Markus Noga, head of Machine Learning at SAP, said, “In our evaluation of TensorRT running our deep learning-based recommendation application on NVIDIA Tesla V100 GPUs, we experienced a 45x increase in inference speed and throughput compared with a CPU-based platform. We believe TensorRT could dramatically improve productivity for our enterprise customers.”
Nicolas Koumchatzky, head of Twitter Cortex, said, “Using GPUs made it possible to enable media understanding on our platform, not just by drastically reducing media deep learning models training time, but also by allowing us to derive real-time understanding of live videos at inference time.”
Microsoft also recently announced AI support for Windows 10 applications. NVIDIA partnered with Microsoft to build GPU-accelerated tools to help developers incorporate more intelligent features in Windows applications.

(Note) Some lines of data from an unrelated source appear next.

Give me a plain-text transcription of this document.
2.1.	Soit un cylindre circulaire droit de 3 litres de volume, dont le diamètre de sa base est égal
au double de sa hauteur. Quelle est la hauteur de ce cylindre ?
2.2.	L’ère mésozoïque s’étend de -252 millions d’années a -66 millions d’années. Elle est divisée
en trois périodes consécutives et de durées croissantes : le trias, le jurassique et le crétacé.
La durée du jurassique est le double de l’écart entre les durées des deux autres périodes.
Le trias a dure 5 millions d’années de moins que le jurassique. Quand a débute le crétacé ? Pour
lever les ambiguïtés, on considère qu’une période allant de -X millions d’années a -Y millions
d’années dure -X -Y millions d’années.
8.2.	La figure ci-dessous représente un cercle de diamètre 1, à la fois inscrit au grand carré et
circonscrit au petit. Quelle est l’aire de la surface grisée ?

NVIDIA also announced GPU acceleration for Kubernetes to facilitate enterprise inference deployment on multi-cloud GPU clusters. NVIDIA is contributing GPU enhancements to the open-source community to support the Kubernetes ecosystem.
In addition, MathWorks, makers of MATLAB software, today announced TensorRT integration with MATLAB. Engineers and scientists can now automatically generate high-performance inference engines from MATLAB for the NVIDIA DRIVE, Jetson, and Tesla platforms.
Inference for the Datacenter
Datacenter managers constantly balance performance and efficiency to keep their server fleets at maximum productivity. NVIDIA Tesla GPU-accelerated servers can replace several racks of CPU servers for deep learning inference applications and services, freeing up precious rack space and reducing energy and cooling requirements.
Inference for Self-Driving Cars, Embedded
TensorRT can also be deployed on NVIDIA DRIVE autonomous vehicles and NVIDIA Jetson embedded platforms. Deep neural networks on every framework can be trained on NVIDIA DGX systems in the datacenter, and then deployed into all types of devices — from robots to autonomous vehicles — for real-time inferencing at the edge.
With TensorRT, developers can focus on developing novel deep learning-powered applications rather than performance tuning for inference deployment. Developers can use TensorRT to deliver lightning-fast inference using INT8 or FP16 precision that significantly reduces latency, which is vital for capabilities like object detection and path planning on embedded and automotive platforms.